Heydari, 22, died in detention at the 12th Police Station in the city of Arak, Central Province, sometime between the end of December 2017 and the beginning of January 2018.
“This person [Vahid Heydari] had several criminal records for carrying drugs,” claimed Central Province Prosecutor Abbas Ghassemi on January 10, adding that there were “signs of self-beating on this individual.”
Heydari’s lawyer, Mohammad Najafi, told CHRI the authorities are trying to cover up the real reason for his client’s death by claiming he committed suicide.
“This young man was a protester,” said Najafi. “They arrested him and then they beat and killed him.
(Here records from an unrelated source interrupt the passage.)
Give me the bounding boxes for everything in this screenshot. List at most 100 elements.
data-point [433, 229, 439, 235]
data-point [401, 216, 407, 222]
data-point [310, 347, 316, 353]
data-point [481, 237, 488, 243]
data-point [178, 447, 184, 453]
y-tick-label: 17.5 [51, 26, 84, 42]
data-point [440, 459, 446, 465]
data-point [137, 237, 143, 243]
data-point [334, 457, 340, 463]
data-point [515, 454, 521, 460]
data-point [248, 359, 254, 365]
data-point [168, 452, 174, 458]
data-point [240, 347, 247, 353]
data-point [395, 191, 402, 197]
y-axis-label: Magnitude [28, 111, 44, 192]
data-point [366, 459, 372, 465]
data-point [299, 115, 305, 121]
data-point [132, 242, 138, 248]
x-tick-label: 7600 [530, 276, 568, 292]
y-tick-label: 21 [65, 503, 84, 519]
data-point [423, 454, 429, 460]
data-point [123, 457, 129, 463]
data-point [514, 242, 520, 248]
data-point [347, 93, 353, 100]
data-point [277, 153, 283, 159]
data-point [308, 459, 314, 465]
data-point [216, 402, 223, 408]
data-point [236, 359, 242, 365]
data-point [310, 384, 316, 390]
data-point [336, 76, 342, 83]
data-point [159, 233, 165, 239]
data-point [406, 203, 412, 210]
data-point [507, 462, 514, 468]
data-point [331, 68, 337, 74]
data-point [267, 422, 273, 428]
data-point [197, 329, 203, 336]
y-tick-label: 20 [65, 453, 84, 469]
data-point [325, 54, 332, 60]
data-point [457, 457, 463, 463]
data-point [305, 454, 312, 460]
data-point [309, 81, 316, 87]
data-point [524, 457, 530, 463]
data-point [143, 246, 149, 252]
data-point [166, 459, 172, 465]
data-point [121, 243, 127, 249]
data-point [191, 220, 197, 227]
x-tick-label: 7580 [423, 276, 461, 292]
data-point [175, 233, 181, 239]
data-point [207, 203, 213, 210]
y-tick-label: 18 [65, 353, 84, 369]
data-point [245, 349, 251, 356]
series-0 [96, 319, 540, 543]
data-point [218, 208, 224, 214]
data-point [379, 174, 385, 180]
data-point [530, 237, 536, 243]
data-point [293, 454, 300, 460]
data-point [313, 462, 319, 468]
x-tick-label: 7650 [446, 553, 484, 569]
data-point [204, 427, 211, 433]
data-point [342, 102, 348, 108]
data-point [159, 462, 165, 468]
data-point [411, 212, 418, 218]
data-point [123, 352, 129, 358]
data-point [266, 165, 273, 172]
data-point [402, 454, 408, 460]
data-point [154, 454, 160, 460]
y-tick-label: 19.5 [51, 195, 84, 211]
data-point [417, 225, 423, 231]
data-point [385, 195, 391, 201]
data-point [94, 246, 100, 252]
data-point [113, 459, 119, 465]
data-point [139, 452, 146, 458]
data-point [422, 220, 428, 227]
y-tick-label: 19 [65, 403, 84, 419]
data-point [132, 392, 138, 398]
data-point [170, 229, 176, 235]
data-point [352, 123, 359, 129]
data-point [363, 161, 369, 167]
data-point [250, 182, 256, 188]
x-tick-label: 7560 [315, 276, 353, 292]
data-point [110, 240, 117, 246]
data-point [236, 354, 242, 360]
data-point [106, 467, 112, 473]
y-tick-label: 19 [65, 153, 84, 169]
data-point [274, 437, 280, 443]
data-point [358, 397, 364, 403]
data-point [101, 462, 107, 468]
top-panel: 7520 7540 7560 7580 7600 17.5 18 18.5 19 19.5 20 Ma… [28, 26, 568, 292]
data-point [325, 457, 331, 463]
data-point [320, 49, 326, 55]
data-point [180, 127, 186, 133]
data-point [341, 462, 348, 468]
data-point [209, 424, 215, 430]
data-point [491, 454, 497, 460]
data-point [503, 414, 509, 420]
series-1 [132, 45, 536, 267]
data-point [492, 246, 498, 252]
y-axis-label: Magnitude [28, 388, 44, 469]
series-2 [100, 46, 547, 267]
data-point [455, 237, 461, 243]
Now they want to destroy his reputation.”
Heydari’s family has also denied claims that the young man carried or sold drugs.
In a statement on January 18, the State Prisons Organization threatened to take “legal action” against those who state that detainees were forced to take pills.
“Following the publication of statements by some individuals about detainees being forced to take pills, the public relations office denies and rejects these baseless claims and the State Prisons Organization will immediately take legal action against those who mention such lies and outrageous accusations,” said the statement.
Following the outbreak of anti-government demonstrations in Iran on December 28, 2017, various officials described the protesters as “saboteurs,” “vultures,” “garbage” and “opportunists.”
On January 13, Tehran Prosecutor Abbas Jafari Dowlatabadi claimed the protesters were mostly young people from economically disadvantaged social classes.
“Most of the detainees are between 18- and 35-years old and from lower classes of society,” said Dowlatabadi during a meeting with assistant prosecutors in Tehran. “Moreover, among the detainees, there were no members of the elite, or if there were, there were very few.”
Sotoudeh and CHRI have called for an independent investigation of all cases involving detainees who died in custody.
“An independent committee should investigate the veracity of these claims because such acts are clear violations of basic human rights,” Sotoudeh told CHRI.
“If these protesters’ deaths were not caused by the authorities or conditions at the facilities where they were held, then the judiciary and state officials have no reason to impede an independent investigation,” said CHRI’s Executive Director Hadi Ghaemi on January 11.